Cloud computing config example:

process {
  executor = 'sge'
  scratch = true

  $trim_galore.clusterOptions       = "-P montilab -l h_rt=24:00:00 -pe omp 8"
  $star_mapping.clusterOptions      = "-P montilab -l h_rt=24:00:00 -l mem_total=94G -pe omp 16"
  $counting.clusterOptions          = "-P montilab -l h_rt=24:00:00 -pe omp 8"
  $expression_matrix.clusterOptions = "-P montilab -l h_rt=24:00:00 -pe omp 8"
  $multiqc.clusterOptions           = "-P montilab -l h_rt=24:00:00 -pe omp 8"
}

Pipeline Options and Parameters

The rest of the configuration file is dedicated to the different pipeline options and process parameters that can be specified. Some important examples include the following:

# General pipeline parameters
aligner      = "hisat"
quantifier   = "htseq"

# Process-specific parameters
htseq.type   = "exon"
htseq.mode   = "union"
htseq.idattr = "gene_id"
htseq.order  = "pos"

Pipeline Script

Template Processes

Pipelines written in Nextflow consist of a series of processes. Processes specify data I/O and typically wrap around third-party software tools to process this data. Processes are connected through channels – asynchronous FIFO queues – which manage the flow of data throughout the pipeline.

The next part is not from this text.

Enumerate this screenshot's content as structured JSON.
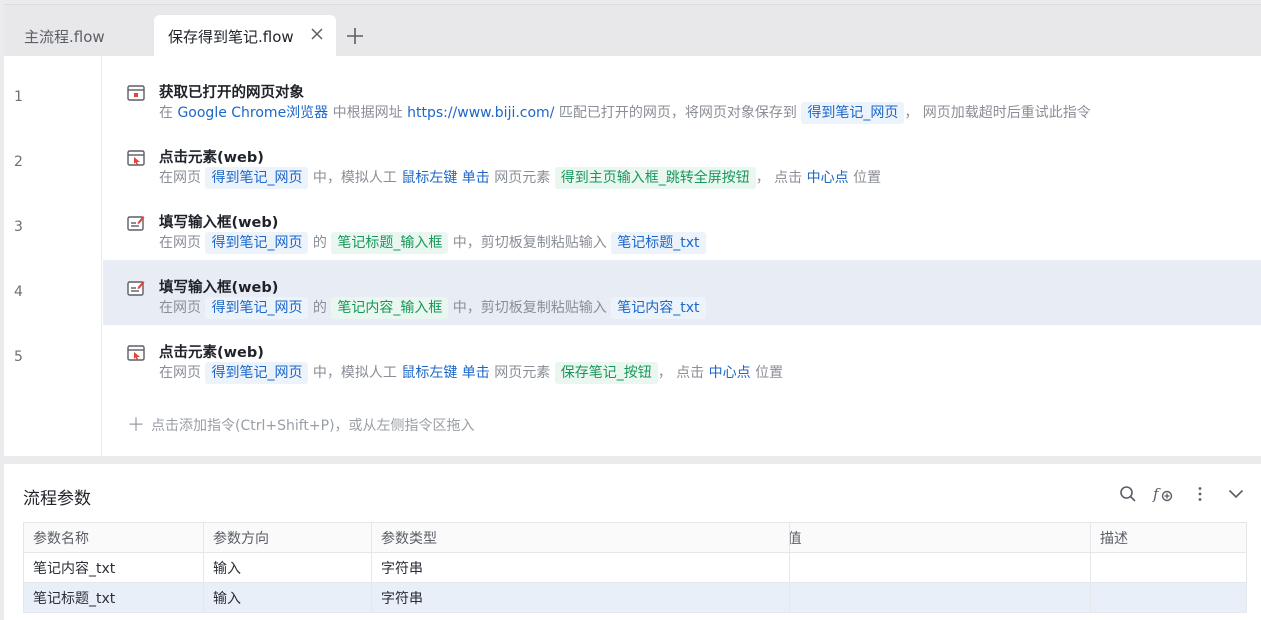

Processes have the following basic structure:

process <name> {

    input:
    <process inputs>

    output:
    <process outputs>

    script:
    <user script to be executed>
}

Often, the script portion of the processes are reused by various sequencing pipelines. To help standardize pipeline development and ensure good practices are propogated to all pipelines, template processes are defined and inherited by pipeline processes.

Note

Templates are located in pipelines/templates

For example, these two processes execute the same code:

# Without inheritance
process htseq {

    input:
    <process inputs>

    output:
    <process outputs>

    script:
    '''
    samtools view ${bamfiles} | htseq-count - ${gtf} \\
    --type   ${params.htseq.type}   \\
    --mode   ${params.htseq.mode}   \\
    --idattr ${params.htseq.idattr} \\
    --order  ${params.htseq.order}  \\
    > counts.txt
    '''
}

# With inheritance
process htseq {

    input:
    <process inputs>

    output:
    <process outputs>

    script:
    template 'htseq.sh'
}

Output

The RNA-seq pipeline output has the following basic structure:

/pipeliner/RNA-seq
└── /results
    │
    ├── /sample_1
    │   ├── /trimgalore      | Trimmed Reads (.fq.gz) for sample_1
    │   ├── /fastqc
    │   ├── /rseqc
    │   └── /htseq
    │
    ├── /alignments          | Where (.bams) are saved
    ├── /aligner
    │   └── /index           | Index created and used during mapping
    │
    ├── /expression_matrix   | Aggregated count matrix
    ├── /expression_set      | An expression set (.rds) object
    ├── /reports             | Aggregated report across all samples pre/post pipeliner
    └── /logs                | Process-related logs

Each sample will have its own directory with sample-specific data and results for each process. Additionally, sequencing alignment files and the indexed reference genome will be saved for future use if specified. Summary reports pre/post-workflow can be found inside the reports directory.